Un état d’esprit à créer
L’innovation n’est pas qu’une question de moyens. L'aversion au risque est grande en Suisse. Il s'agit donc de faire naître une véritable culture de l’innovation et de favoriser, surtout chez les jeunes, le goût d’entreprendre. Pour cela, par exemple, l’échec devrait être moins stigmatisé.
Les échanges entre des acteurs aux profils très différents stimulent fortement l’inventivité. Dans le canton, il s’agira en particulier de démultiplier les contacts entre la Genève locale et la Genève internationale.
Les quatre types d’innovation distingués par l’OCDE :
- l’innovation de produit,
- l’innovation de procédé (nouvelles méthodes de production ou de distribution),
- l’innovation de commercialisation (notamment changements significatifs de conception, de conditionnement, de placement ou de tarification)
- l’innovation d’organisation (par exemple, organisation du lieu de travail ou nouvelles pratiques, telles que l’économie collaborative).

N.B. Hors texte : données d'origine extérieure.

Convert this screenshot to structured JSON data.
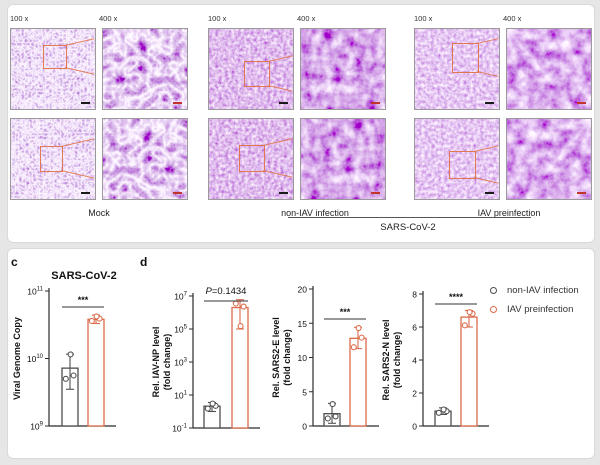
{
  "colors": {
    "accent_red": "#DB6B4B",
    "series_gray": "#4F4F4F",
    "roi_orange": "#E0744A",
    "scalebar_black": "#1A1A1A",
    "scalebar_red": "#C2352A"
  },
  "histology": {
    "groups": [
      {
        "label": "Mock",
        "magnifications": [
          "100 x",
          "400 x"
        ]
      },
      {
        "label": "non-IAV infection",
        "magnifications": [
          "100 x",
          "400 x"
        ]
      },
      {
        "label": "IAV preinfection",
        "magnifications": [
          "100 x",
          "400 x"
        ]
      }
    ],
    "bracket_label": "SARS-CoV-2"
  },
  "panels": {
    "c": "c",
    "d": "d"
  },
  "legend": {
    "items": [
      {
        "label": "non-IAV infection",
        "color": "#4F4F4F"
      },
      {
        "label": "IAV preinfection",
        "color": "#DB6B4B"
      }
    ]
  },
  "chart_data": [
    {
      "id": "viral-genome-copy",
      "type": "bar",
      "panel": "c",
      "title": "SARS-CoV-2",
      "ylabel_lines": [
        "Viral Genome Copy"
      ],
      "yscale": "log",
      "ylim": [
        1000000000.0,
        100000000000.0
      ],
      "yticks": [
        1000000000.0,
        10000000000.0,
        100000000000.0
      ],
      "significance": "***",
      "categories": [
        "non-IAV infection",
        "IAV preinfection"
      ],
      "series": [
        {
          "name": "non-IAV infection",
          "color": "#4F4F4F",
          "mean": 7200000000.0,
          "error": [
            3500000000.0,
            11600000000.0
          ],
          "points": [
            5000000000.0,
            5600000000.0,
            11500000000.0
          ]
        },
        {
          "name": "IAV preinfection",
          "color": "#DB6B4B",
          "mean": 38000000000.0,
          "error": [
            33000000000.0,
            44000000000.0
          ],
          "points": [
            36000000000.0,
            39000000000.0,
            42000000000.0
          ]
        }
      ]
    },
    {
      "id": "iav-np",
      "type": "bar",
      "panel": "d",
      "title": "",
      "ylabel_lines": [
        "Rel. IAV-NP level",
        "(fold change)"
      ],
      "yscale": "log",
      "ylim": [
        0.1,
        10000000.0
      ],
      "yticks": [
        0.1,
        10,
        1000,
        100000,
        10000000.0
      ],
      "significance": "P=0.1434",
      "categories": [
        "non-IAV infection",
        "IAV preinfection"
      ],
      "series": [
        {
          "name": "non-IAV infection",
          "color": "#4F4F4F",
          "mean": 2.1,
          "error": [
            1.0,
            3.5
          ],
          "points": [
            1.5,
            2.2,
            3.0
          ]
        },
        {
          "name": "IAV preinfection",
          "color": "#DB6B4B",
          "mean": 2000000.0,
          "error": [
            100000.0,
            6000000.0
          ],
          "points": [
            3500000.0,
            2300000.0,
            150000.0
          ]
        }
      ]
    },
    {
      "id": "sars2-e",
      "type": "bar",
      "panel": "d",
      "title": "",
      "ylabel_lines": [
        "Rel. SARS2-E level",
        "(fold change)"
      ],
      "yscale": "linear",
      "ylim": [
        0,
        20
      ],
      "yticks": [
        0,
        5,
        10,
        15,
        20
      ],
      "significance": "***",
      "categories": [
        "non-IAV infection",
        "IAV preinfection"
      ],
      "series": [
        {
          "name": "non-IAV infection",
          "color": "#4F4F4F",
          "mean": 1.8,
          "error": [
            0.4,
            3.3
          ],
          "points": [
            1.1,
            1.4,
            3.2
          ]
        },
        {
          "name": "IAV preinfection",
          "color": "#DB6B4B",
          "mean": 12.8,
          "error": [
            11.3,
            14.4
          ],
          "points": [
            11.5,
            12.9,
            14.3
          ]
        }
      ]
    },
    {
      "id": "sars2-n",
      "type": "bar",
      "panel": "d",
      "title": "",
      "ylabel_lines": [
        "Rel. SARS2-N level",
        "(fold change)"
      ],
      "yscale": "linear",
      "ylim": [
        0,
        8
      ],
      "yticks": [
        0,
        2,
        4,
        6,
        8
      ],
      "significance": "****",
      "categories": [
        "non-IAV infection",
        "IAV preinfection"
      ],
      "series": [
        {
          "name": "non-IAV infection",
          "color": "#4F4F4F",
          "mean": 0.9,
          "error": [
            0.7,
            1.1
          ],
          "points": [
            0.8,
            0.9,
            1.0
          ]
        },
        {
          "name": "IAV preinfection",
          "color": "#DB6B4B",
          "mean": 6.6,
          "error": [
            6.0,
            7.0
          ],
          "points": [
            6.1,
            6.8,
            6.9
          ]
        }
      ]
    }
  ]
}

L’étude est disponible en ligne à l’adresse www.ccig.ch/publication et sera présentée et discutée dans le cadre du Séminaire économique le jeudi 3 novembre à 15 h à Palexpo. Ce séminaire est organisé conjointement par la Chambre de commerce, d’industrie et des services de Genève (CCIG) et la Banque Cantonale de Genève, avec la contribution de l'Office cantonal de la statistique.